ROBERT: You suddenly get ...

[belching sounds]

JAD: What the hell is that?

ROBERT: These are belches, Jad.

JAD: Belches?

ROBERT: Belches of matter.

JAD: The light is doing this?

NEIL DEGRASSE TYSON: Yes. This is what E=mc² is all about.

ROBERT: Because energy is just a form of matter.

NEIL DEGRASSE TYSON: And vice versa.

JAD: I feel like I should know what you're talking about, but I don't. 

NEIL DEGRASSE TYSON: Okay, let's start—let's start a little simpler. There's light all around us. We're in a studio, it's visible light. So this light has no mass, has energy.

JAD: E but no M.

NEIL DEGRASSE TYSON: Mm-hmm. Crank up the energy of the light, go to ultraviolet, x-rays, and there's a point in x-rays where you have a high enough x-ray photon, it will spontaneously turn into a particle—electrons, in fact.

JAD: Oh, so you're saying if you crank up the E, the energy of the light high enough, it'll suddenly just turn into mass?

NEIL DEGRASSE TYSON: That's correct.

ROBERT: So Jad, just picture the soup, really intensely hot, and it's belching out matter.

MARCELO GLEISER: Electrons, zooming around.

ROBERT: Photons.

MARCELO GLEISER: Sparks.

ROBERT: Neutrons.

MARCELO GLEISER: Neutrinos.

NEIL DEGRASSE TYSON: Continuously churning, churning, churning.
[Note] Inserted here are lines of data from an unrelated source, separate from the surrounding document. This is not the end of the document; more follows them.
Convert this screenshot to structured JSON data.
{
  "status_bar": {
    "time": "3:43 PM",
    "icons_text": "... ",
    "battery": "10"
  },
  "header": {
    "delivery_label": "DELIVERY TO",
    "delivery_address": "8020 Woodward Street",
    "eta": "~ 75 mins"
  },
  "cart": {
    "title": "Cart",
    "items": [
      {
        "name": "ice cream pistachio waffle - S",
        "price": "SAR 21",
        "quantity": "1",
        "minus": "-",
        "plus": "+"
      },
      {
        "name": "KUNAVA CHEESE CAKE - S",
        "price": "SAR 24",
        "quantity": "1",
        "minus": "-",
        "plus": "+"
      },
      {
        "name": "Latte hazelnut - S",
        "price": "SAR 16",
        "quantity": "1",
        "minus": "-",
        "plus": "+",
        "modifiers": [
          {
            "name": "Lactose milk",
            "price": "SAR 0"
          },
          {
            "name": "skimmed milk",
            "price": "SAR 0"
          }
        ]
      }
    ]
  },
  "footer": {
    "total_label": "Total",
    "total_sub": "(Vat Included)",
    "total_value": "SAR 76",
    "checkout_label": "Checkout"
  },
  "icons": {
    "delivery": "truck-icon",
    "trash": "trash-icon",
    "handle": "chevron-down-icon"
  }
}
ROBERT: Over time, all that matter clumps together in more and more complex forms until you finally get us. Sounds very simple, doesn't it, Jad?
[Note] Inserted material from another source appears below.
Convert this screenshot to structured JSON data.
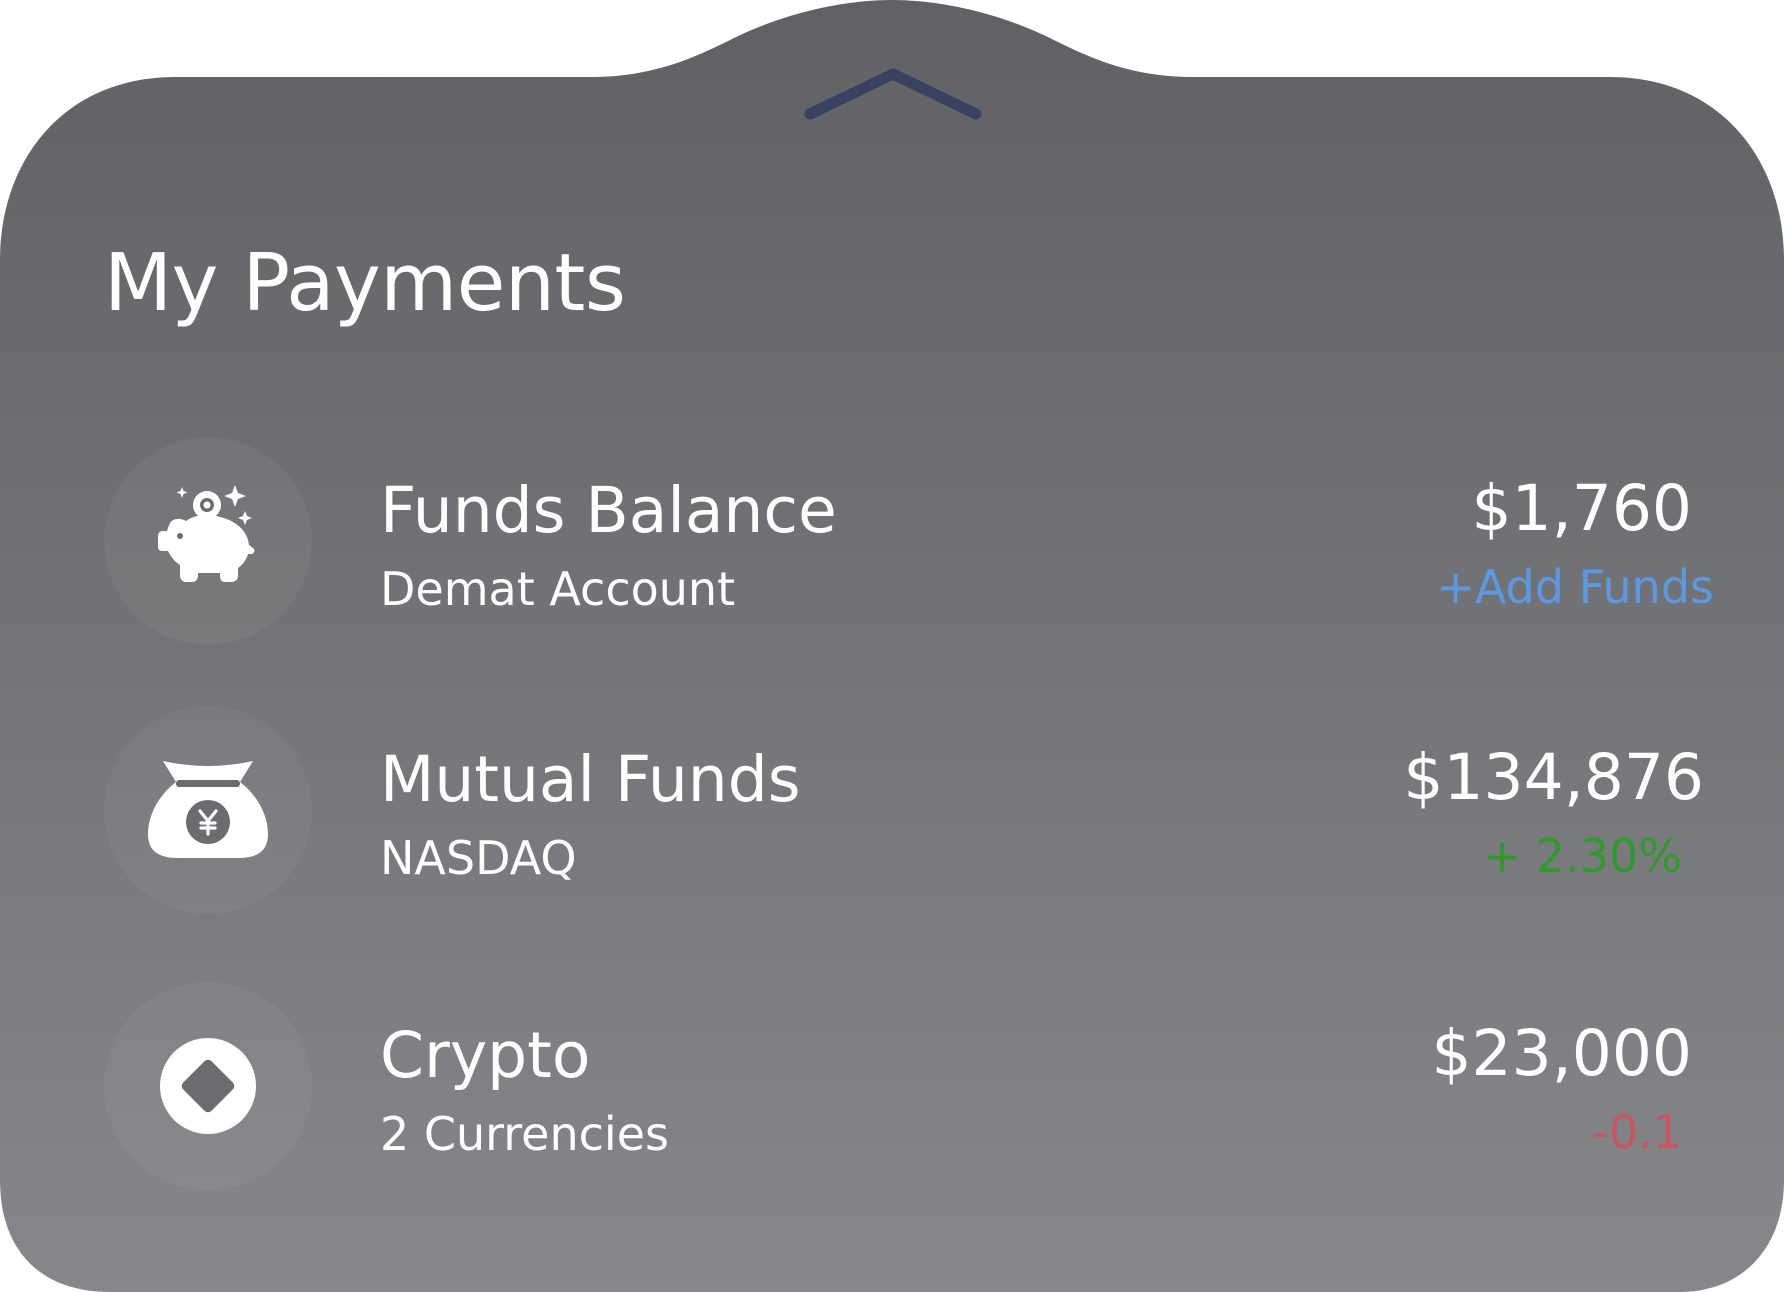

JAD: Yes, but there's a but coming. I can smell it.

MARCELO GLEISER: But—and here's the big but ...

JAD: Knew it.

ROBERT: Back in ...

MARCELO GLEISER: 1928, 1929 ...

ROBERT: ... there was this physicist ...

MARCELO GLEISER: Really young guy, Paul Dirac.

ROBERT: Paul Dirac. He's doing some math, and he's thinking about this whole business of turning light into matter.

JAD: Okay.

ROBERT: Now he's puzzled by something.

JAD: What?

ROBERT: There is a law in physics called the Law of Conservation of Charge, which simply means this:  if you ...
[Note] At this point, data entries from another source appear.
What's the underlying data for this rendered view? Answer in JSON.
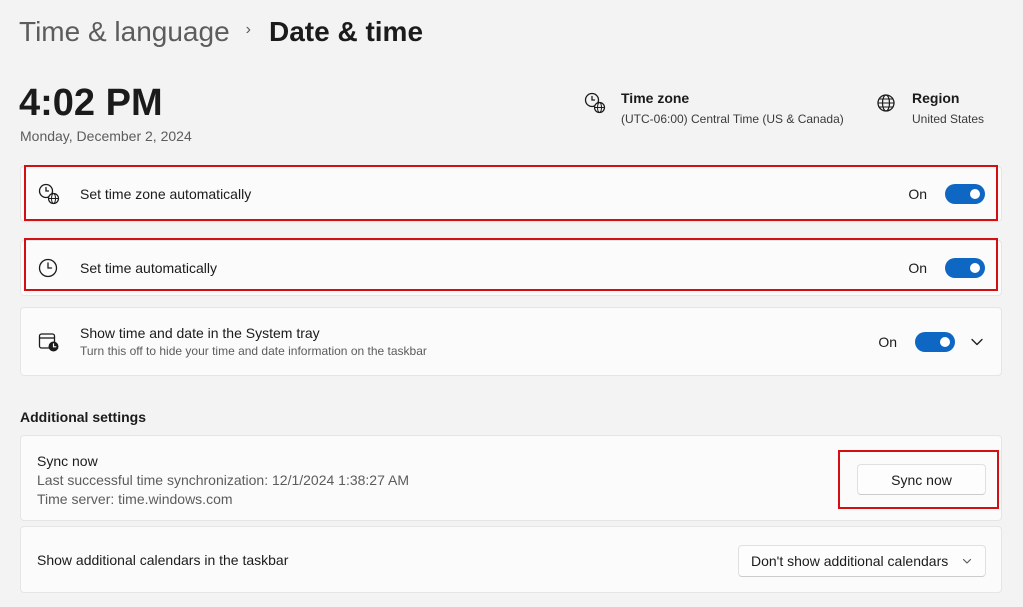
{
  "breadcrumb": {
    "parent": "Time & language",
    "separator": "›",
    "current": "Date & time"
  },
  "clock": {
    "time": "4:02 PM",
    "date": "Monday, December 2, 2024"
  },
  "time_zone_info": {
    "icon": "time-zone-icon",
    "title": "Time zone",
    "value": "(UTC-06:00) Central Time (US & Canada)"
  },
  "region_info": {
    "icon": "globe-icon",
    "title": "Region",
    "value": "United States"
  },
  "settings": [
    {
      "icon": "clock-globe-icon",
      "title": "Set time zone automatically",
      "state_label": "On",
      "enabled": true
    },
    {
      "icon": "clock-icon",
      "title": "Set time automatically",
      "state_label": "On",
      "enabled": true
    },
    {
      "icon": "calendar-clock-icon",
      "title": "Show time and date in the System tray",
      "subtitle": "Turn this off to hide your time and date information on the taskbar",
      "state_label": "On",
      "enabled": true,
      "expandable": true
    }
  ],
  "additional": {
    "section_title": "Additional settings",
    "sync": {
      "title": "Sync now",
      "last_sync": "Last successful time synchronization: 12/1/2024 1:38:27 AM",
      "server": "Time server: time.windows.com",
      "button_label": "Sync now"
    },
    "calendars": {
      "title": "Show additional calendars in the taskbar",
      "selected": "Don't show additional calendars"
    }
  },
  "colors": {
    "accent": "#0f67c4",
    "highlight": "#d40f14",
    "background": "#f3f3f3",
    "card": "#fbfbfb"
  }
}
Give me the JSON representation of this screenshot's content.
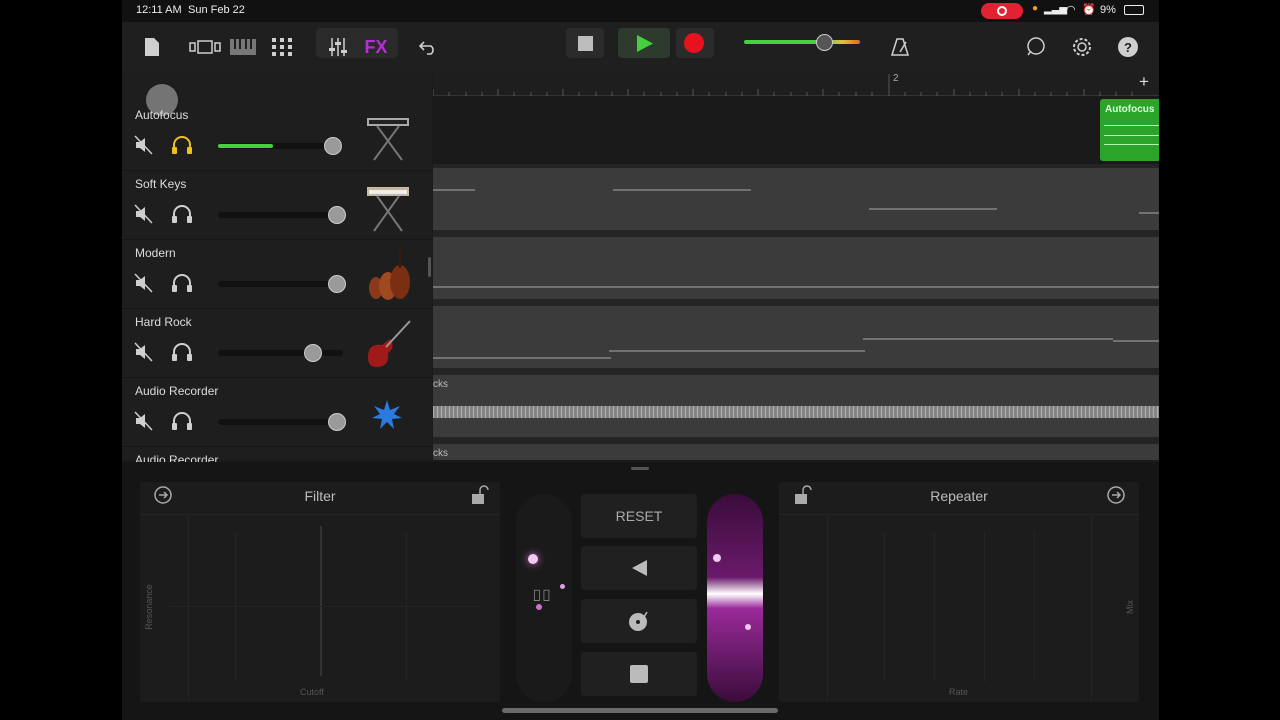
{
  "status_bar": {
    "time": "12:11 AM",
    "date": "Sun Feb 22",
    "battery": "9%"
  },
  "toolbar": {
    "fx_label": "FX"
  },
  "ruler": {
    "bar_marker": "2"
  },
  "tracks": [
    {
      "name": "Autofocus",
      "volume": 0.45,
      "solo_active": true
    },
    {
      "name": "Soft Keys",
      "volume": 1.0,
      "solo_active": false
    },
    {
      "name": "Modern",
      "volume": 1.0,
      "solo_active": false
    },
    {
      "name": "Hard Rock",
      "volume": 0.8,
      "solo_active": false
    },
    {
      "name": "Audio Recorder",
      "volume": 1.0,
      "solo_active": false
    },
    {
      "name": "Audio Recorder",
      "volume": 1.0,
      "solo_active": false
    }
  ],
  "regions": {
    "autofocus_region": "Autofocus",
    "audio_region_label": "cks",
    "audio_region_label_2": "cks"
  },
  "fx": {
    "filter": {
      "title": "Filter",
      "x_axis": "Cutoff",
      "y_axis": "Resonance"
    },
    "repeater": {
      "title": "Repeater",
      "x_axis": "Rate",
      "y_axis": "Mix"
    },
    "reset_label": "RESET"
  },
  "colors": {
    "accent_green": "#45d13f",
    "fx_purple": "#b32fd6",
    "record_red": "#e8121e"
  }
}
JAD: My, how it rolls off your tongue quite nicely.

ROBERT: Doesn't it?

JAD: It does!

ROBERT: So here's what it means.

MARCELO GLEISER: Whenever you create something, if at the beginning, you have zero electric charge at the end you have to have zero electric charge too. That is, you cannot create electric charge, you have to keep the balance.

ROBERT: If you make something in the universe that has a positive charge or a negative—like, make an electron. Okay, just make one.

JAD: Right now?

ROBERT: Yeah.

JAD: Gone!

ROBERT: That electron has a—you may remember this from eighth grade, a negative ...

JAD: Negative one, baby!

ROBERT: Make—make two electrons. There you go. Now make three electrons.

JAD: Negative three.

ROBERT: Now if the universe is to stay in balance, you need to have something that has a positive charge. You've got three minuses on one side, you have nothing on the other side.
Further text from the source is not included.